Thanks, I appreciate the offer, but I'm not looking for -or expecting replacement. I just want to understand what caused it. I understand now the the CJ needs to "breath". I find it odd however that the heat from the cured glass jar did not trigger the other glass jar behind it, but triggered the Plastic one which is further away. (that one has the CJ yellow dye by the way) Also the Paper towel at the bottom is soaked with CJ, like it "boiled over". Interesting stuff.

Anyways, Thanks for your reply as I am still learning all the ins and outs. So like you, I am sure the CJ is not the problem but I can't avoid issues I am causing my self if I don't ask the questions. 

If, is it OK to use the glass jars while the pump is running, just don't leave it sealed up while not running the vac? Should I avoid the glass all together?

I haven't had any issues to this point with it, but I was away for a few days, and didn't think leaving it under vacuum while away for a long time would be an issue.

Thanks


----------



## Talltim (Oct 12, 2017)

MesquiteMan said:


> Even though I know for sure there is nothing wrong with the  Cactus Juice, I always take better care of my customers than expected  and will help you out on the cost of replacement.



Now there is customer service that warms the heart.


----------



## MesquiteMan (Oct 12, 2017)

I really would like to see you get away from glass completely!  For one, if you happen to drop on and break it, cleaning up spilled CJ is a pain but with glass in it, it is a dangerous pain!  I much prefer the quart paint mixing containers from Lowes or Home Depot.

I knew you were not looking for or expecting replacement and did not take it that way.  I firmly believe in business, were are in this together and if I can help ease the pain of the loss of the resin, I certainly want to.


----------



## jimofsanston (Oct 12, 2017)

Curtis is one of the best suppliers that i know that will take care of his customers at the drop of a hat. He is well respected at all the meets that he attends.


----------



## BeeAMaker (Oct 12, 2017)

Well it's not a total Loss, at least i ended up with this awesome piece of art!

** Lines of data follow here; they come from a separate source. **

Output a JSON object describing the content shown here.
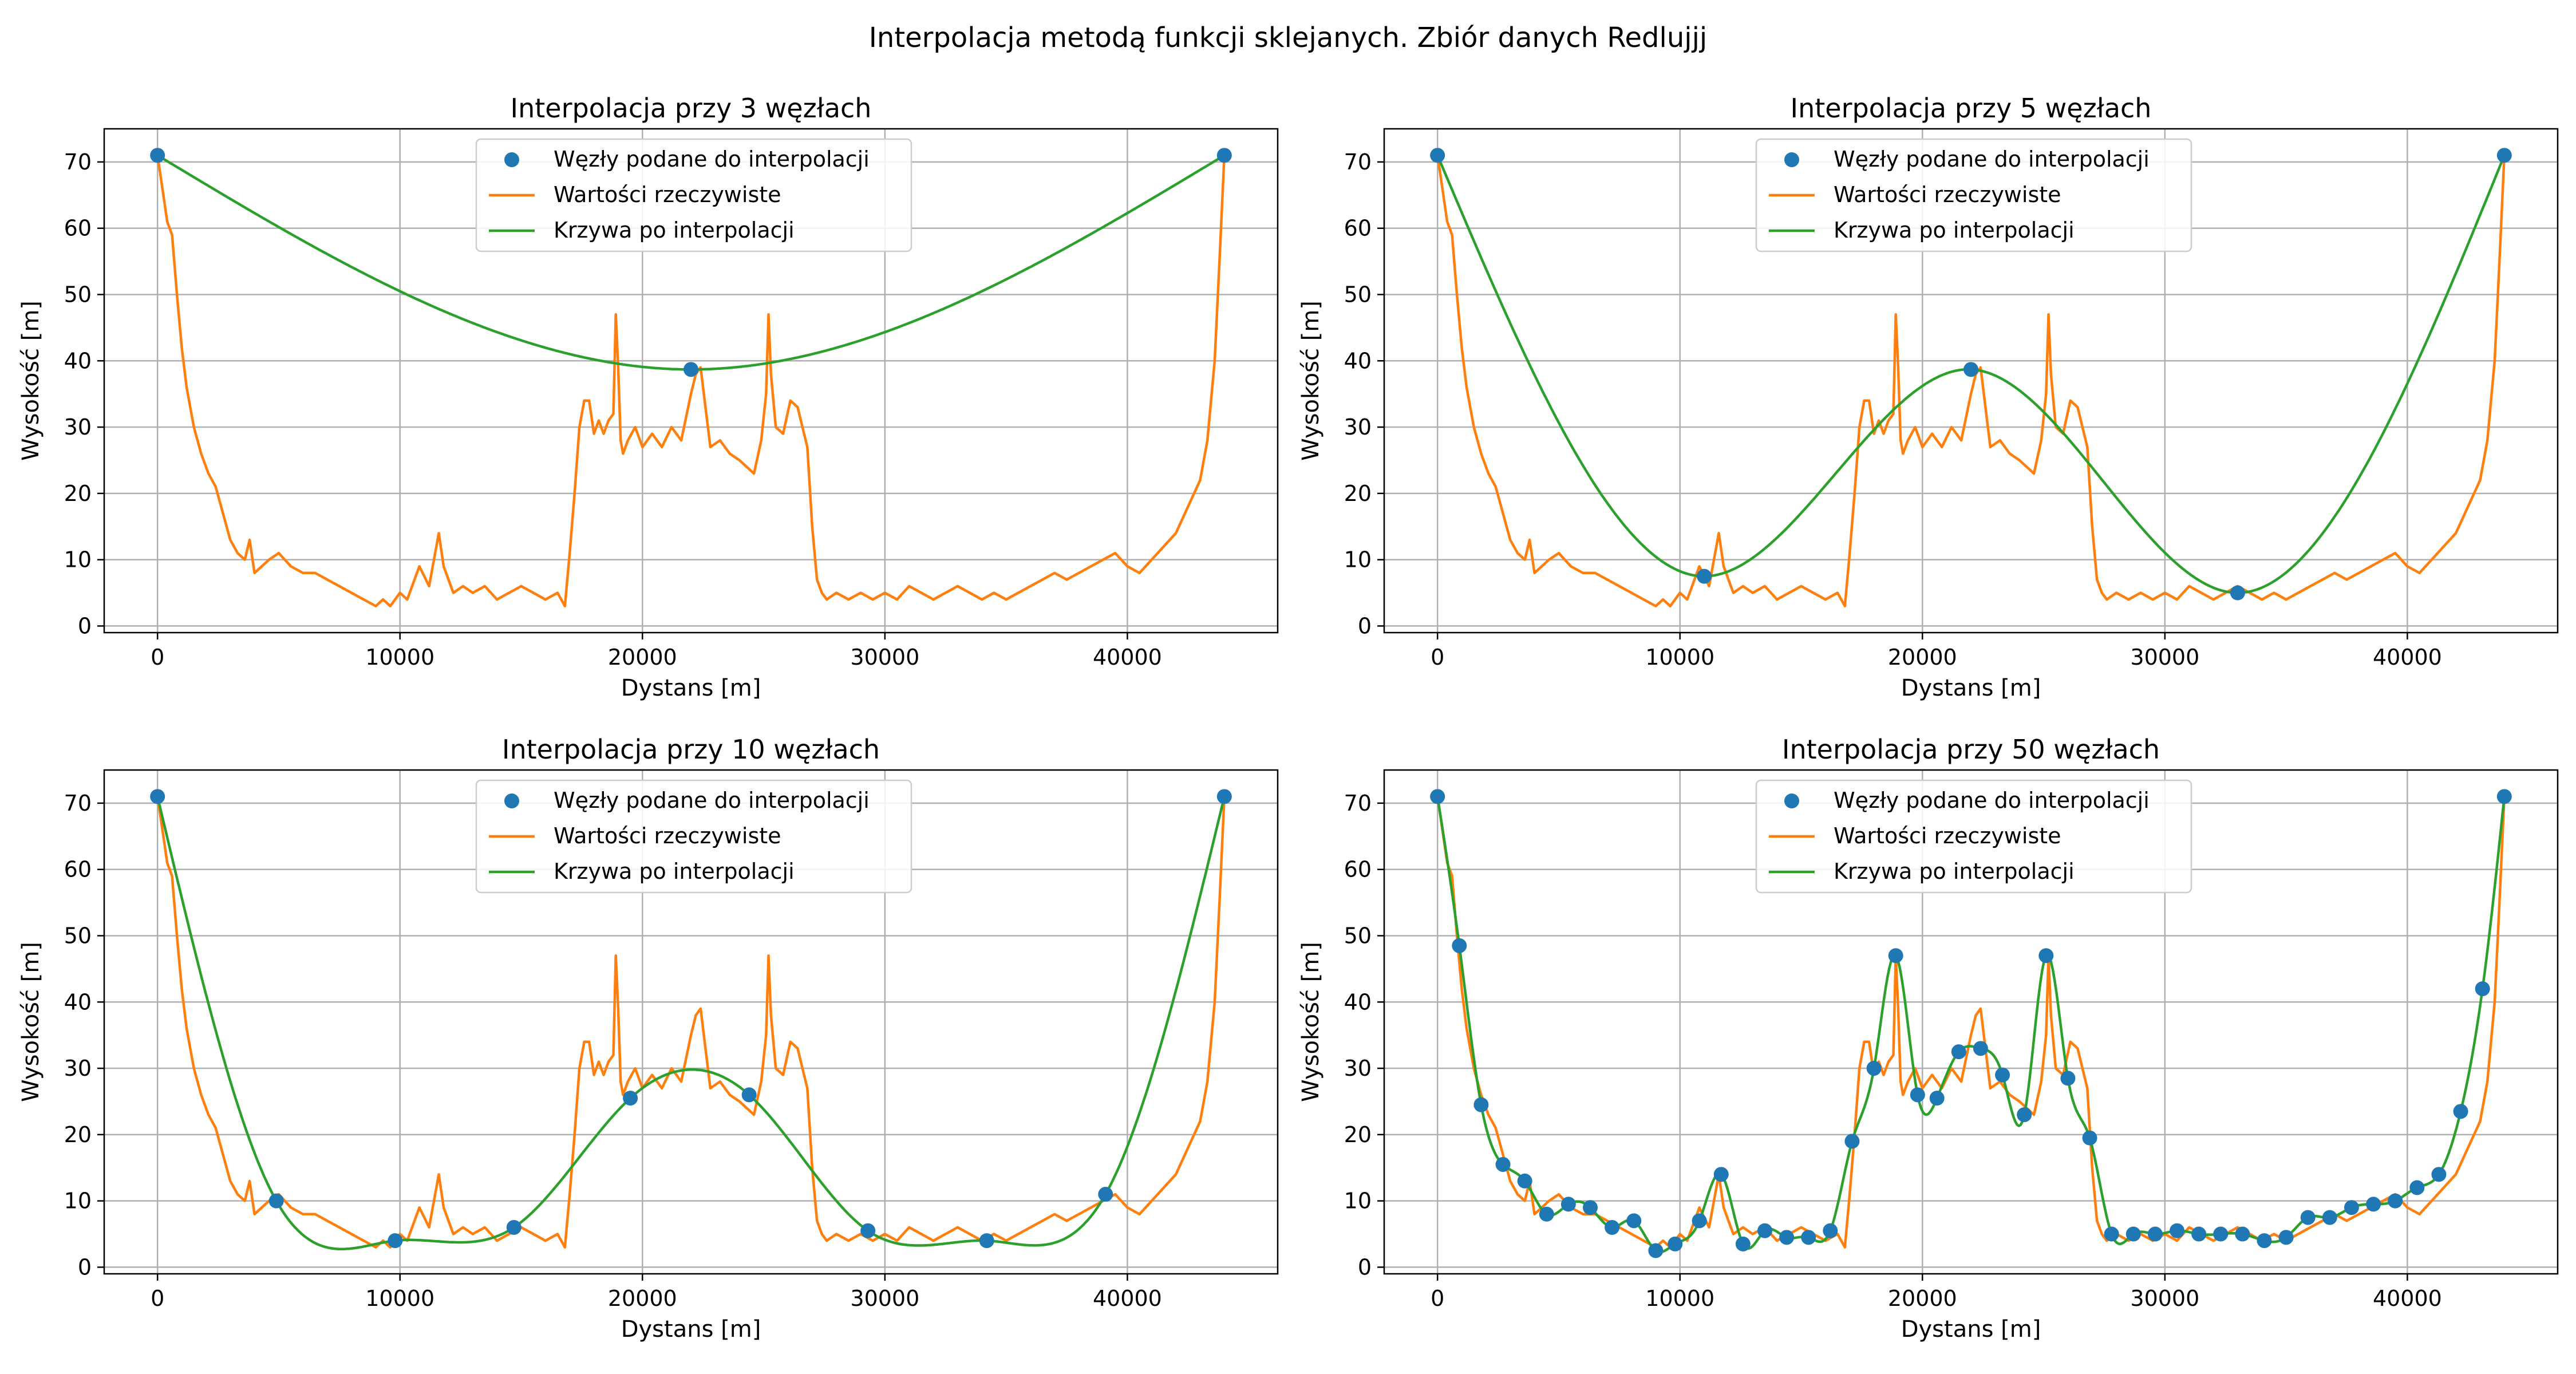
{
  "figure": {
    "suptitle": "Interpolacja metodą funkcji sklejanych. Zbiór danych Redlujjj"
  },
  "colors": {
    "nodes": "#1f77b4",
    "actual": "#ff7f0e",
    "interp": "#2ca02c",
    "grid": "#b0b0b0"
  },
  "legend_labels": {
    "nodes": "Węzły podane do interpolacji",
    "actual": "Wartości rzeczywiste",
    "interp": "Krzywa po interpolacji"
  },
  "actual_profile": {
    "x": [
      0,
      200,
      400,
      600,
      800,
      1000,
      1200,
      1500,
      1800,
      2100,
      2400,
      2700,
      3000,
      3300,
      3600,
      3800,
      4000,
      4300,
      4600,
      5000,
      5500,
      6000,
      6500,
      7000,
      7500,
      8000,
      8500,
      9000,
      9300,
      9600,
      10000,
      10300,
      10500,
      10800,
      11200,
      11500,
      11600,
      11800,
      12200,
      12600,
      13000,
      13500,
      14000,
      14500,
      15000,
      15500,
      16000,
      16500,
      16800,
      17000,
      17200,
      17400,
      17600,
      17800,
      18000,
      18200,
      18400,
      18600,
      18800,
      18900,
      19000,
      19100,
      19200,
      19400,
      19700,
      20000,
      20400,
      20800,
      21200,
      21600,
      22000,
      22200,
      22400,
      22600,
      22800,
      23200,
      23600,
      24000,
      24300,
      24600,
      24900,
      25100,
      25200,
      25300,
      25500,
      25800,
      26100,
      26400,
      26600,
      26800,
      27000,
      27200,
      27400,
      27600,
      28000,
      28500,
      29000,
      29500,
      30000,
      30500,
      31000,
      31500,
      32000,
      32500,
      33000,
      33500,
      34000,
      34500,
      35000,
      35500,
      36000,
      36500,
      37000,
      37500,
      38000,
      38500,
      39000,
      39500,
      40000,
      40500,
      41000,
      41500,
      42000,
      42500,
      43000,
      43300,
      43600,
      43800,
      44000
    ],
    "y": [
      71,
      66,
      61,
      59,
      50,
      42,
      36,
      30,
      26,
      23,
      21,
      17,
      13,
      11,
      10,
      13,
      8,
      9,
      10,
      11,
      9,
      8,
      8,
      7,
      6,
      5,
      4,
      3,
      4,
      3,
      5,
      4,
      6,
      9,
      6,
      12,
      14,
      9,
      5,
      6,
      5,
      6,
      4,
      5,
      6,
      5,
      4,
      5,
      3,
      11,
      20,
      30,
      34,
      34,
      29,
      31,
      29,
      31,
      32,
      47,
      39,
      28,
      26,
      28,
      30,
      27,
      29,
      27,
      30,
      28,
      35,
      38,
      39,
      33,
      27,
      28,
      26,
      25,
      24,
      23,
      28,
      35,
      47,
      38,
      30,
      29,
      34,
      33,
      30,
      27,
      15,
      7,
      5,
      4,
      5,
      4,
      5,
      4,
      5,
      4,
      6,
      5,
      4,
      5,
      6,
      5,
      4,
      5,
      4,
      5,
      6,
      7,
      8,
      7,
      8,
      9,
      10,
      11,
      9,
      8,
      10,
      12,
      14,
      18,
      22,
      28,
      40,
      55,
      71
    ]
  },
  "charts": [
    {
      "title": "Interpolacja przy 3 węzłach",
      "xlabel": "Dystans [m]",
      "ylabel": "Wysokość [m]",
      "type": "line",
      "xlim": [
        -2200,
        46200
      ],
      "ylim": [
        -1,
        75
      ],
      "xticks": [
        0,
        10000,
        20000,
        30000,
        40000
      ],
      "yticks": [
        0,
        10,
        20,
        30,
        40,
        50,
        60,
        70
      ],
      "legend": "top-center",
      "grid": true,
      "nodes": {
        "x": [
          0,
          22000,
          44000
        ],
        "y": [
          71,
          38.7,
          71
        ]
      }
    },
    {
      "title": "Interpolacja przy 5 węzłach",
      "xlabel": "Dystans [m]",
      "ylabel": "Wysokość [m]",
      "type": "line",
      "xlim": [
        -2200,
        46200
      ],
      "ylim": [
        -1,
        75
      ],
      "xticks": [
        0,
        10000,
        20000,
        30000,
        40000
      ],
      "yticks": [
        0,
        10,
        20,
        30,
        40,
        50,
        60,
        70
      ],
      "legend": "top-center",
      "grid": true,
      "nodes": {
        "x": [
          0,
          11000,
          22000,
          33000,
          44000
        ],
        "y": [
          71,
          7.5,
          38.7,
          5,
          71
        ]
      }
    },
    {
      "title": "Interpolacja przy 10 węzłach",
      "xlabel": "Dystans [m]",
      "ylabel": "Wysokość [m]",
      "type": "line",
      "xlim": [
        -2200,
        46200
      ],
      "ylim": [
        -1,
        75
      ],
      "xticks": [
        0,
        10000,
        20000,
        30000,
        40000
      ],
      "yticks": [
        0,
        10,
        20,
        30,
        40,
        50,
        60,
        70
      ],
      "legend": "top-center",
      "grid": true,
      "nodes": {
        "x": [
          0,
          4900,
          9800,
          14700,
          19500,
          24400,
          29300,
          34200,
          39100,
          44000
        ],
        "y": [
          71,
          10,
          4,
          6,
          25.5,
          26,
          5.5,
          4,
          11,
          71
        ]
      }
    },
    {
      "title": "Interpolacja przy 50 węzłach",
      "xlabel": "Dystans [m]",
      "ylabel": "Wysokość [m]",
      "type": "line",
      "xlim": [
        -2200,
        46200
      ],
      "ylim": [
        -1,
        75
      ],
      "xticks": [
        0,
        10000,
        20000,
        30000,
        40000
      ],
      "yticks": [
        0,
        10,
        20,
        30,
        40,
        50,
        60,
        70
      ],
      "legend": "top-center",
      "grid": true,
      "nodes": {
        "x": [
          0,
          900,
          1800,
          2700,
          3600,
          4500,
          5400,
          6300,
          7200,
          8100,
          9000,
          9800,
          10800,
          11700,
          12600,
          13500,
          14400,
          15300,
          16200,
          17100,
          18000,
          18900,
          19800,
          20600,
          21500,
          22400,
          23300,
          24200,
          25100,
          26000,
          26900,
          27800,
          28700,
          29600,
          30500,
          31400,
          32300,
          33200,
          34100,
          35000,
          35900,
          36800,
          37700,
          38600,
          39500,
          40400,
          41300,
          42200,
          43100,
          44000
        ],
        "y": [
          71,
          48.5,
          24.5,
          15.5,
          13,
          8,
          9.5,
          9,
          6,
          7,
          2.5,
          3.5,
          7,
          14,
          3.5,
          5.5,
          4.5,
          4.5,
          5.5,
          19,
          30,
          47,
          26,
          25.5,
          32.5,
          33,
          29,
          23,
          47,
          28.5,
          19.5,
          5,
          5,
          5,
          5.5,
          5,
          5,
          5,
          4,
          4.5,
          7.5,
          7.5,
          9,
          9.5,
          10,
          12,
          14,
          23.5,
          42,
          71
        ]
      }
    }
  ]
}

Thanks MesquiteMan for your wisdom!


----------



## TattooedTurner (Oct 12, 2017)

Wow, that's what I call great customer service. I need to order more stabilizing resin and was thinking of trying the Stick Fast version, but after reading this I'll just stay with Cactus Juice. I'd rather send my money to a guy who is part of and supports the community. 

Wierd thing you have going on there, I know to stay away from glass jars when stabilizing now.


----------



## MikeDoyle (Oct 14, 2017)

Was the chamber outside over those few days or near a window by chance? 

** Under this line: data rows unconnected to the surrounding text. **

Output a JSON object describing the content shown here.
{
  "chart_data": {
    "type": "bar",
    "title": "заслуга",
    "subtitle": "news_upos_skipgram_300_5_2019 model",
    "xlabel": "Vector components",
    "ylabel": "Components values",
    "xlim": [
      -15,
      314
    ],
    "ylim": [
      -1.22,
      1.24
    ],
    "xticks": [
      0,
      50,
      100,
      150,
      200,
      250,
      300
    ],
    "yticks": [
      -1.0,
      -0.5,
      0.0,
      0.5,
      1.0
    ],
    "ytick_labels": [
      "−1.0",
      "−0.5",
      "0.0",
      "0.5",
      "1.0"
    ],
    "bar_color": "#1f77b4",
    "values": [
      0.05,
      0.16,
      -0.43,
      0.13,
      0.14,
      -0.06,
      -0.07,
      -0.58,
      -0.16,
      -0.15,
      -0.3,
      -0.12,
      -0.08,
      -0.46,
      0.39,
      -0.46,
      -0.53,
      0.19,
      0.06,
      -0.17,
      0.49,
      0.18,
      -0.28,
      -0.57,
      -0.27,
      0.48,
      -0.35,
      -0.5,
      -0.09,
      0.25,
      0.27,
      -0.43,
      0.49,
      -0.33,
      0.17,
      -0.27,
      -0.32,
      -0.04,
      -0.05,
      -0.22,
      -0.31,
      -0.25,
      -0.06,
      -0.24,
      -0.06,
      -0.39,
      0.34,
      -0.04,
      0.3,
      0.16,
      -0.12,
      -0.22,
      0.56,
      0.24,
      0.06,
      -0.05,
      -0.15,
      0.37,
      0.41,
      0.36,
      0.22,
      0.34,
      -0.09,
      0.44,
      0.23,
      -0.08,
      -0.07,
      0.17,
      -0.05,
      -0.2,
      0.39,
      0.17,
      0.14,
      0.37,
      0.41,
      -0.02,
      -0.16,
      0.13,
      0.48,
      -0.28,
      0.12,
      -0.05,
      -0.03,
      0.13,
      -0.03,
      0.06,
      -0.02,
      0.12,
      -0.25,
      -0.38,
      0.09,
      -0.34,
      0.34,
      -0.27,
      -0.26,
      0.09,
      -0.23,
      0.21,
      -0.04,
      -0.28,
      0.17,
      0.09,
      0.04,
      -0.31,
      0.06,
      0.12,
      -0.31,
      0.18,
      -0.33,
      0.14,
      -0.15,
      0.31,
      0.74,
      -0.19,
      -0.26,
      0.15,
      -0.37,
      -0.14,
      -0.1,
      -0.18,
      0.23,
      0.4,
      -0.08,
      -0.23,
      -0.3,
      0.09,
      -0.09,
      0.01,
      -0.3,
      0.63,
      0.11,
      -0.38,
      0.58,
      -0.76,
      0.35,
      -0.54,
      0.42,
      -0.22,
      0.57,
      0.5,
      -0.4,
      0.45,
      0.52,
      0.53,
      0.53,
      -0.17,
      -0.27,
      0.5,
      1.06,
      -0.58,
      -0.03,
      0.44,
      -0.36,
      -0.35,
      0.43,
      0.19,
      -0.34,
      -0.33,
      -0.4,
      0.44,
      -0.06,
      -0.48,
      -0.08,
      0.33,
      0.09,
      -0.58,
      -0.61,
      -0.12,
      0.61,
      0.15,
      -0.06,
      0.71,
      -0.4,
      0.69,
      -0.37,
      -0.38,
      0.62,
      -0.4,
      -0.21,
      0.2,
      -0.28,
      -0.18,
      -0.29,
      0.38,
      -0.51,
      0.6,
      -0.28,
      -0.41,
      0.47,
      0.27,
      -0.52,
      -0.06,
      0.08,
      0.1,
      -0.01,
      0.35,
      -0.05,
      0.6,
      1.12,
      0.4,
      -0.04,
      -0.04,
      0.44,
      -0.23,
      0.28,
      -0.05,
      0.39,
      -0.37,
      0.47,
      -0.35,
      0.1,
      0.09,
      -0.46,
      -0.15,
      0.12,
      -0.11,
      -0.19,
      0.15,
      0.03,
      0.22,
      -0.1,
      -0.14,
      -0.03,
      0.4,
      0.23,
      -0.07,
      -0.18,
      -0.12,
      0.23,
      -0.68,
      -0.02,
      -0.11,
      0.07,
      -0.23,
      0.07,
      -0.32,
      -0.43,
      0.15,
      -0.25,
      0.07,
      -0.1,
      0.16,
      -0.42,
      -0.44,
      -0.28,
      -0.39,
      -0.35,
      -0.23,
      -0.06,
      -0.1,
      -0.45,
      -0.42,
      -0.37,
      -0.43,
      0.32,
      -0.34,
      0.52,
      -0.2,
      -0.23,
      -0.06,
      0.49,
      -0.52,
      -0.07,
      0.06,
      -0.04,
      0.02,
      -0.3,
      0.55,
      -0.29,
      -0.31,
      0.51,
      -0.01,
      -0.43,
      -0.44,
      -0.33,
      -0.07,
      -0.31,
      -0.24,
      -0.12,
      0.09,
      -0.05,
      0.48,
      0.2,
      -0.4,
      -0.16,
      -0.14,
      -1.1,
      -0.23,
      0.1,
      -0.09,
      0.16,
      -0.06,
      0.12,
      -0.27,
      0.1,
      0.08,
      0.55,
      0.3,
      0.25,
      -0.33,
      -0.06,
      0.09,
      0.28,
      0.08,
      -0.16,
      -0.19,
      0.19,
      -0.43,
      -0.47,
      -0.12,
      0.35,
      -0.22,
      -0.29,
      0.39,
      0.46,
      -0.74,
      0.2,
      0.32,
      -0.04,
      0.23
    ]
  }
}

Sent from my iPhone using Penturners.org mobile app


----------



## Ambidex (Oct 14, 2017)

BeeAMaker said:


> Well it's not a total Loss, at least i ended up with this awesome piece of art!
> 
> 
> 
> ...



I'm seeing an entry for next years ugliest pen contest!


----------



## MillerTurnings (Oct 14, 2017)

Could be a neat pen display prop??


----------



## stonepecker (Oct 14, 2017)

Keeping it on the bench for display or a shelf might help to remind you what NOT to do.

I think it makes for a very nice conversation piece.


----------



## PatrickR (Oct 14, 2017)

It reminds me of this


If you can pull the blank from the cactus juice......


----------



## BeeAMaker (Oct 15, 2017)

MikeDoyle said:


> Was the chamber outside over those few days or near a window by chance?
> 
> 
> Sent from my iPhone using Penturners.org mobile app



Nope,


----------



## andygorst (Nov 29, 2017)

Now that is what I call an opportunity. Can you recast with a contrasting colour?


----------